Beyond manufacturing expansion, CATL is actively diversifying its customer base by increasing supply agreements with global automakers, including Toyota, Kia, and Škoda. This strategic shift reduces reliance on the Chinese domestic market and positions the company to capture a larger share of international EV growth, particularly as legacy automakers accelerate electrification.

Sustainability mandates also shape the corporate strategy, as global original equipment manufacturers require strict environmental compliance. The Yibin plant received certification as the world’s first zero-carbon battery factory. Additionally, a recent cross-border battery passport pilot program with BMW aims to establish transparent supply-chain carbon footprint tracking, preparing the organization for stringent European ecological regulations surrounding import controls.

Future Outlook

As the global electrification transition accelerates, CATL remains firmly positioned at the peak of the supply chain. Projected to reach 548 billion CNY ($75 billion) in net sales by 2026, the company uses its immense financial surplus to outspend competitors on localized European capacity and next-generation solid-state and sodium-ion platforms.

Recent performance indicates that CATL is not only maintaining scale leadership but also expanding its global market share while reducing customer concentration risk. By combining strong domestic momentum with increasing penetration among international automakers, the company is outperforming several competitors—particularly Korean battery manufacturers that have recently experienced market share pressure.
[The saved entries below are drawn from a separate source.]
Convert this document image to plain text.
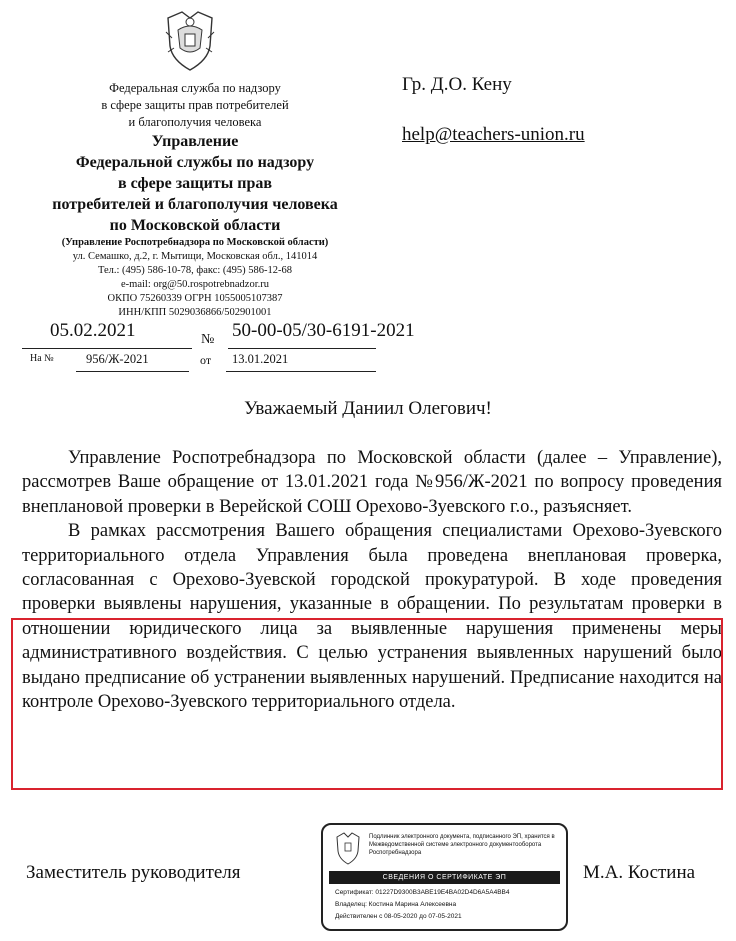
Федеральная служба по надзору
в сфере защиты прав потребителей
и благополучия человека
Управление
Федеральной службы по надзору
в сфере защиты прав
потребителей и благополучия человека
по Московской области
(Управление Роспотребнадзора по Московской области)
ул. Семашко, д.2, г. Мытищи, Московская обл., 141014
Тел.: (495) 586-10-78, факс: (495) 586-12-68
e-mail: org@50.rospotrebnadzor.ru
ОКПО 75260339 ОГРН 1055005107387
ИНН/КПП 5029036866/502901001
Гр. Д.О. Кену
help@teachers-union.ru
05.02.2021	№ 50-00-05/30-6191-2021
На №	956/Ж-2021	от 13.01.2021
Уважаемый Даниил Олегович!

Управление Роспотребнадзора по Московской области (далее – Управление), рассмотрев Ваше обращение от 13.01.2021 года №956/Ж-2021 по вопросу проведения внеплановой проверки в Верейской СОШ Орехово-Зуевского г.о., разъясняет.

В рамках рассмотрения Вашего обращения специалистами Орехово-Зуевского территориального отдела Управления была проведена внеплановая проверка, согласованная с Орехово-Зуевской городской прокуратурой. В ходе проведения проверки выявлены нарушения, указанные в обращении. По результатам проверки в отношении юридического лица за выявленные нарушения применены меры административного воздействия. С целью устранения выявленных нарушений было выдано предписание об устранении выявленных нарушений. Предписание находится на контроле Орехово-Зуевского территориального отдела.

Заместитель руководителя	М.А. Костина
Подлинник электронного документа, подписанного ЭП, хранится в Межведомственной системе электронного документооборота Роспотребнадзора
СВЕДЕНИЯ О СЕРТИФИКАТЕ ЭП
Сертификат: 01227D9300B3ABE19E4BA02D4D6A5A4BB4
Владелец: Костина Марина Алексеевна
Действителен с 08-05-2020 до 07-05-2021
The organization must still overcome localized challenges, particularly the United States’ trade limitations and tariff policies designed to limit Chinese technologies. However, by supplying the exact cost-performance ratio required for affordable commercial and passenger electric vehicles, CATL forces the global automotive industry to prioritize economic reality over political preference. In the end, the company controls over 38% of the global market because it delivers the volume, speed, and pricing that no other manufacturer can currently match.